(EnergyAsia, November 20 2012, Tuesday) — Esso Highlands Limited, a subsidiary of the US major, has informed its consortium partners that it has raised the cost of their liquefied natural gas (LNG) project in Papua New Guinea by more than 21% to US$19 billion.

Esso Highlands, which is leading the PNG LNG consortium to build the project to export LNG to Asia, attributed the sharp rise in costs to the weaker US dollar, domestic labour problems and shortages, on-going disputes with landowners and rising material costs.

While the project is 70% completed and remains on schedule to start producing gas in 2014, Esso Highlands, a 33.2% stakeholder, also increased its annual production capacity by 5% to 6.9 million tons.

“Foreign exchange is the largest single contributor of the increase and to a lesser extent, delays from work stoppages due to community disruptions and land access led to increased construction and drilling costs. Extraordinary logistics and weather challenges also increased costs. In particular, rainfall exceeded historic norms for most of the last two years,” said Esso Highlands.

The US dollar has fallen from a high of 2.2 Papua New Guinean kina in 2010 to around 2 today. Against the Australian dollar, the dominant currency in the southern Pacific Asian region, the greenback has fallen from 0.95 to $1.05 over the past year.

Esso Highlands’ partners are Oil Search Limited (29%), the PNG government’s Independent Public Business Corporation (16.6%), Santos Limited (13.5%), Nippon Oil Exploration (4.7%), PNG landowners’ Mineral Resources Development Company (2.8%) and Petromin PNG Holdings Limited (0.2%).

The PNG project includes the development of gas reserves in PNG’s Southern Highlands and Western Provinces to be delivered through 700km of pipeline to liquefaction and storage facilities located northwest of Port Moresby. Over its 30-year life, PNG LNG is expected to produce over nine trillion cubic feet of gas.

Putting the best spin on the shock announcement, Decie Autin, PNG LNG project executive, said:

“ExxonMobil successfully operates world-class projects around the world in a broad range of technical, operational and financial conditions. The project team was able to overcome significant delays and still maintain overall schedule through re-sequencing work under unique and very challenging circumstances.
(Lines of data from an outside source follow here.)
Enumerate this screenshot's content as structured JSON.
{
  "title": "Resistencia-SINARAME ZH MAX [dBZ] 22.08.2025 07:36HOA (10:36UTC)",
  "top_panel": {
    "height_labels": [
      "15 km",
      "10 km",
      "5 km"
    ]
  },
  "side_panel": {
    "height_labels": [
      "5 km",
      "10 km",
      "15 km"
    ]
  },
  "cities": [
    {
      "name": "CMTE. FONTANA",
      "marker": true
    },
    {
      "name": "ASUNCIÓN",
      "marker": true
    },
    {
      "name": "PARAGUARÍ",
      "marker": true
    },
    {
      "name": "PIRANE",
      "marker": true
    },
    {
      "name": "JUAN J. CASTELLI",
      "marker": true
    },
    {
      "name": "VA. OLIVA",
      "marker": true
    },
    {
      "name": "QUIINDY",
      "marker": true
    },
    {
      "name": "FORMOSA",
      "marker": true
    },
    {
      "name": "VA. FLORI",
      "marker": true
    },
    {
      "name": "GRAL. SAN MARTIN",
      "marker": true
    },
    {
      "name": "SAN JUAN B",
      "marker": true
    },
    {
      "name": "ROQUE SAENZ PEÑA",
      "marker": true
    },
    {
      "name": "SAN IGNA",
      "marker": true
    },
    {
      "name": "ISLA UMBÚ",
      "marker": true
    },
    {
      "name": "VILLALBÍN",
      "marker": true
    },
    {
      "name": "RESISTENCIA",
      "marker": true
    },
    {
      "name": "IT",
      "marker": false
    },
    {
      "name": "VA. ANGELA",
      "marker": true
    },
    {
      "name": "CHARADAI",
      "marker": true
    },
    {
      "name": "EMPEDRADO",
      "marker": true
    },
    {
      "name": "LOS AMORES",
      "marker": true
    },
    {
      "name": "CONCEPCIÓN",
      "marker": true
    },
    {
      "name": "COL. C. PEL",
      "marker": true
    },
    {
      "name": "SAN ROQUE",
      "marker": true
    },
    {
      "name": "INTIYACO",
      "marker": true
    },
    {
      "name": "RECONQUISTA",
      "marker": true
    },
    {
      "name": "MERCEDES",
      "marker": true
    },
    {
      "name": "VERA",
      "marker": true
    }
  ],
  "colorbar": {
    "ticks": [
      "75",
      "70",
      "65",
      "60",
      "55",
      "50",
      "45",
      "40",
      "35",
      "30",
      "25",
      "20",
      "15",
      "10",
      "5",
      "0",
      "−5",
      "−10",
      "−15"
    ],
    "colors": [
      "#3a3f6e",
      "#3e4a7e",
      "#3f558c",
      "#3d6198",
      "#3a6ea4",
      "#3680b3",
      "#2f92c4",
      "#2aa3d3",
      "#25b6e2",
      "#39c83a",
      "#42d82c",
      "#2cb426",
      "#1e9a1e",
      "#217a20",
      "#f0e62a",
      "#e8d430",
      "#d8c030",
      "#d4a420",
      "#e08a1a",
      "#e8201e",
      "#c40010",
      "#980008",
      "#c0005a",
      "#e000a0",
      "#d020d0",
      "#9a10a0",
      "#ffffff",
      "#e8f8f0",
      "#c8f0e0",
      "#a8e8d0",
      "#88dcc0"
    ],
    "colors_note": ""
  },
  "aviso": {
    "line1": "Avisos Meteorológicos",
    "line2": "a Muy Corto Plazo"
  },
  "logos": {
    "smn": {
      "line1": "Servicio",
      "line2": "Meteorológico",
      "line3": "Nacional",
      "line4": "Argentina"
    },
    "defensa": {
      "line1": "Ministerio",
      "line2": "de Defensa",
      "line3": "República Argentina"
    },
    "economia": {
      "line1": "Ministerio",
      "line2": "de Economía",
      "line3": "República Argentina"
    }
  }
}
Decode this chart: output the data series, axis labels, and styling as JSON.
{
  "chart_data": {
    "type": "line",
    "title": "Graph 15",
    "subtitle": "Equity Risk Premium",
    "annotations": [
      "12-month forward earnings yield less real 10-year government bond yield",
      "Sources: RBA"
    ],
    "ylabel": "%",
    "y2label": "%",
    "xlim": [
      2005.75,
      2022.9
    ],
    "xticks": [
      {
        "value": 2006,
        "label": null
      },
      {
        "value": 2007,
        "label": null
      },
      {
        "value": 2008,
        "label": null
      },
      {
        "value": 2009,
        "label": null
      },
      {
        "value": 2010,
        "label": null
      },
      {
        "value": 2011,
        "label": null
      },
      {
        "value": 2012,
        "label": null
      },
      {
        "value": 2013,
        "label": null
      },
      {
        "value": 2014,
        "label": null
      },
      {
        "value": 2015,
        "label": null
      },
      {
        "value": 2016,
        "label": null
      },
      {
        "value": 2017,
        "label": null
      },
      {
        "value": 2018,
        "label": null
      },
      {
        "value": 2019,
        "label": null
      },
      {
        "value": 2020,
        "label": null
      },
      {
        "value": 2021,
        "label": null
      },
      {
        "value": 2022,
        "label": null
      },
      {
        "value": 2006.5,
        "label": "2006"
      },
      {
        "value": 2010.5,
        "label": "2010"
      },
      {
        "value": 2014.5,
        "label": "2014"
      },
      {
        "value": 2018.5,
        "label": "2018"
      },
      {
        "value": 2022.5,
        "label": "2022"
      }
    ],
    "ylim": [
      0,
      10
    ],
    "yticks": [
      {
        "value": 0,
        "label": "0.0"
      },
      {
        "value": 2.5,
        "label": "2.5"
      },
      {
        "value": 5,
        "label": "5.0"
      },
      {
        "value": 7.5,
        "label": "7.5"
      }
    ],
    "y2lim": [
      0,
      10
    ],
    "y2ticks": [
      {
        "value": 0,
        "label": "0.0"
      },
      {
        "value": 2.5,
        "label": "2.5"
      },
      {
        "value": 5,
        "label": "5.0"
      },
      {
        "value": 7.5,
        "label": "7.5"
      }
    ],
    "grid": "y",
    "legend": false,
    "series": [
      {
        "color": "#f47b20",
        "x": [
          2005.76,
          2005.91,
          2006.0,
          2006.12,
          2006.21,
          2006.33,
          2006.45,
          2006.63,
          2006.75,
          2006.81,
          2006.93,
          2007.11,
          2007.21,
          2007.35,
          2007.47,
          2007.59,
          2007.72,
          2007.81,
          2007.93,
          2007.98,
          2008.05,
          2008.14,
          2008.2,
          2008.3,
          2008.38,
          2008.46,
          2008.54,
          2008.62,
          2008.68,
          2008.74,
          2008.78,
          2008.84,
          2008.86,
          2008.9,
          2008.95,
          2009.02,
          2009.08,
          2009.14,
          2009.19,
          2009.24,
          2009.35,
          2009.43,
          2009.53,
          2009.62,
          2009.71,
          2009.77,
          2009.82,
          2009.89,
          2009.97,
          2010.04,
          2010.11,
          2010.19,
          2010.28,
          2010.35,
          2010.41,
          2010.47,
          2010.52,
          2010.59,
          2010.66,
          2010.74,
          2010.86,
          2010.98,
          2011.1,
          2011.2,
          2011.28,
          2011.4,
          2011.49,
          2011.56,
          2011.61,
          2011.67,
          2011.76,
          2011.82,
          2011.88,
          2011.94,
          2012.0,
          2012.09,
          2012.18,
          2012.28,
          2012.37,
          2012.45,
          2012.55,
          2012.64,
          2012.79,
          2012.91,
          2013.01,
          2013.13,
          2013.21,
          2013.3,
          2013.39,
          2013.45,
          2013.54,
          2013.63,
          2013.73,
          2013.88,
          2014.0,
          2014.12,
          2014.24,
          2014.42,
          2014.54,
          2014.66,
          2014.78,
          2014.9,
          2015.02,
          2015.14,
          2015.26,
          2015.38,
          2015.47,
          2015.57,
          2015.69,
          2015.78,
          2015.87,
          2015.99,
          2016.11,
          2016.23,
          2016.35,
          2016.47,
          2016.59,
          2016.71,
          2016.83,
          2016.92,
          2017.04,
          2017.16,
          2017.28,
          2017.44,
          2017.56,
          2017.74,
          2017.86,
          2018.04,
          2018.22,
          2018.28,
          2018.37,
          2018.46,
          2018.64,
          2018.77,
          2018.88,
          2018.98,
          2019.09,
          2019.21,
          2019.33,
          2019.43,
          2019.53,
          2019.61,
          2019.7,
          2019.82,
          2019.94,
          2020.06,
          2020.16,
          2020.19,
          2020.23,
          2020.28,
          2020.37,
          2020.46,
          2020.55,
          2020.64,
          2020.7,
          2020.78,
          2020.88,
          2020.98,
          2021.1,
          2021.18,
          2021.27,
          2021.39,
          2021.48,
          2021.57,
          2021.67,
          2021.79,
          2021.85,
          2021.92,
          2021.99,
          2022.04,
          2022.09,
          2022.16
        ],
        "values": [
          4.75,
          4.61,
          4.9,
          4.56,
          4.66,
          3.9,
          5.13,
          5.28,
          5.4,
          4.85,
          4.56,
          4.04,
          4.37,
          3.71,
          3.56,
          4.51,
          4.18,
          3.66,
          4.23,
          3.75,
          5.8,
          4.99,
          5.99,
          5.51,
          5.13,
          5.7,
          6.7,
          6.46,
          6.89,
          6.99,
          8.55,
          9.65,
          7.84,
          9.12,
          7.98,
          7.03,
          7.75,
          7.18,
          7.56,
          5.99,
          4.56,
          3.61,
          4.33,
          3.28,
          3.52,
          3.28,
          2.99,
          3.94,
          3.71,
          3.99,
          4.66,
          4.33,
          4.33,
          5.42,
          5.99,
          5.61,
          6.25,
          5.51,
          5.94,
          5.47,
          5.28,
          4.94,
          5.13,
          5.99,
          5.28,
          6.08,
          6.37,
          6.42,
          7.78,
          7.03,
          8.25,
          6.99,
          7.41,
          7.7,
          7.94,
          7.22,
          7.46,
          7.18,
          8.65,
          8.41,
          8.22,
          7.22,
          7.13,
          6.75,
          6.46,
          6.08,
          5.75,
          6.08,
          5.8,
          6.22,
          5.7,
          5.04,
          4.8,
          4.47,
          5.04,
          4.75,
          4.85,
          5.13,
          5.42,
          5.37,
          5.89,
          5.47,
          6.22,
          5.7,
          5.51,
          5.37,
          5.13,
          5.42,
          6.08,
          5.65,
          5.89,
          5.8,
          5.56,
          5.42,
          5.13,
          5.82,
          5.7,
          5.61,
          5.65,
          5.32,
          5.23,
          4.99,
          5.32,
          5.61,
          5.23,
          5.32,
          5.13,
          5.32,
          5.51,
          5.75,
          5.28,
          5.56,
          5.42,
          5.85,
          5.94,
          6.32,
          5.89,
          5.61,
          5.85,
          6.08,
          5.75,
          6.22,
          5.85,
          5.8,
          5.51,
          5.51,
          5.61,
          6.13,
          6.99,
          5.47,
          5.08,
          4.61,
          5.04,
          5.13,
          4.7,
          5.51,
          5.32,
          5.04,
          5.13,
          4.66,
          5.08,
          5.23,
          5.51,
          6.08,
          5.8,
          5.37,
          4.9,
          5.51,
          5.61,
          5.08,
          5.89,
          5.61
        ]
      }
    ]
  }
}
“Despite the cost increase, project economics are helped by the 5% increase in plant capacity and approximately 30% increase in commodity pricing since project funding in 2009.”

But its partners are clearly worried, with shares of Australian partners Oil Search and Santos both taking an immediate hit when news of the cost overrun was released.

Describing the cost increase as “considerably beyond the upper end” of its expectations Oil Search said it would fully review the revised estimates while seeking to work with the operator “to mitigate these estimated cost increases.

While stating it is well positioned to manage the impact of a strong Australian dollar on project capital costs, Santos said its share of the revised budget will increase by US$450 million to over US$2.11 billion.

Despite its need for foreign investment to lift the bulk of its seven million people from poverty, Papua New Guinea has earned a reputation as being one of the most hostile places in Asia for businesses.

Five years ago, Exxon Mobil abandoned a long-drawn attempt to build a pipeline to deliver natural gas from PNG to Australia after failing to tame the twin issues of rising cost and land disputes.